Which one will be stronger signal?


I want to buy a laptop to take with me on a barge job.
Which would have a stronger signal for a moving vehicle?
should I buy a booster?


----------



## Windy in Kansas (Jun 16, 2002)

Are you sure you are speaking about the router? A router generally sets on a shelf, etc. in an office or in a house and in essence broadcasts wireless signal throughout. Some are wired rather than wireless.


----------



## Nevada (Sep 9, 2004)

oberhaslikid said:


> Which one will be stronger signal?
> 
> 
> I want to buy a laptop to take with me on a barge job.
> ...


it sounds like you are asking about an adapter, not a router.


----------



## oberhaslikid (May 13, 2002)

Ok some that I have looked at says.
Requires the use of a compatible wireless router (not included)
Then some will say.
Wireless Network Adapter ,like its built in the laptop.


----------



## Nevada (Sep 9, 2004)

oberhaslikid said:


> Ok some that I have looked at says.
> Requires the use of a compatible wireless router (not included)
> Then some will say.
> Wireless Network Adapter ,like its built in the laptop.

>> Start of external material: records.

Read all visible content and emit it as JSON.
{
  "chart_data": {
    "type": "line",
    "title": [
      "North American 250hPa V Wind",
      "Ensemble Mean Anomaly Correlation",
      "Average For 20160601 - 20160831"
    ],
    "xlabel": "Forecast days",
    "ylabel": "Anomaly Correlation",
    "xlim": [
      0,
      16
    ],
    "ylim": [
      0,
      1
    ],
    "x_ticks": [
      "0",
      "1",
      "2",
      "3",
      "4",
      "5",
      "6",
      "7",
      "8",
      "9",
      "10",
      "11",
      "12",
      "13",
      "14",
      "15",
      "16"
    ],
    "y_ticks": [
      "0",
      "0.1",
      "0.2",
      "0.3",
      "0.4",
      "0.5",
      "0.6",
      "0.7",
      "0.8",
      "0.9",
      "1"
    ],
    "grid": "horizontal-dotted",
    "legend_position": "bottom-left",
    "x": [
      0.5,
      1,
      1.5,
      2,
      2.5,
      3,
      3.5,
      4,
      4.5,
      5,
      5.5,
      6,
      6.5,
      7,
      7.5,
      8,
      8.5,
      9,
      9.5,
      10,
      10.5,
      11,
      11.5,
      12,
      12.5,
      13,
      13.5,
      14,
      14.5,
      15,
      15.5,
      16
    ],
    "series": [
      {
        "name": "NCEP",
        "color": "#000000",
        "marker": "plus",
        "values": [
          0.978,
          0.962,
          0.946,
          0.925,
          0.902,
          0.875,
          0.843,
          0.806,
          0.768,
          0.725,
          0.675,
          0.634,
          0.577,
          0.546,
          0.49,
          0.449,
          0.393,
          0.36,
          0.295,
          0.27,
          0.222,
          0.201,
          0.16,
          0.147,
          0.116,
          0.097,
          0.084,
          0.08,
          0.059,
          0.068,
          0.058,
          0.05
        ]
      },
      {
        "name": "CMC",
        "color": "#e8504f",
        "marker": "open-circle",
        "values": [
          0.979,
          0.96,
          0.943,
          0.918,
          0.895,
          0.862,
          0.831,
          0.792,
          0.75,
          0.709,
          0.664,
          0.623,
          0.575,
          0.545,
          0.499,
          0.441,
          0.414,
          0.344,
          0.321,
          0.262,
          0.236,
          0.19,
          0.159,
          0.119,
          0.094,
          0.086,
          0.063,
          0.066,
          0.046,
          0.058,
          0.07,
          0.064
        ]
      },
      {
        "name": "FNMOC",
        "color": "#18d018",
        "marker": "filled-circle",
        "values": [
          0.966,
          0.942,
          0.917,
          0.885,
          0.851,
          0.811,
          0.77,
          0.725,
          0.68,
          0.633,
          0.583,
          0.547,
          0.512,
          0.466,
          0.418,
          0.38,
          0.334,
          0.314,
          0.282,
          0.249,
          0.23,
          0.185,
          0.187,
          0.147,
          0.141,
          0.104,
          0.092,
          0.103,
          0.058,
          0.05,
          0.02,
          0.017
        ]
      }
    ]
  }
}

That's what I thought. It's an adapter that you need.

The interface type (USB or built-in) isn't important. The wireless protocol will decide the distance. They are all good for 100 feet except wireless N, which is good for 160 feet. That's a nominal indoor distance, assuming that you have a few walls in the way.

In short, the best distance will be with wireless N. Most people use wireless G today. Wireless N is a higher protocol than Wireless G, and you will find wireless N to be fully compatible with a wireless G router.


----------



## oberhaslikid (May 13, 2002)

Ok Thanks. I guess I confused myself. LOL


----------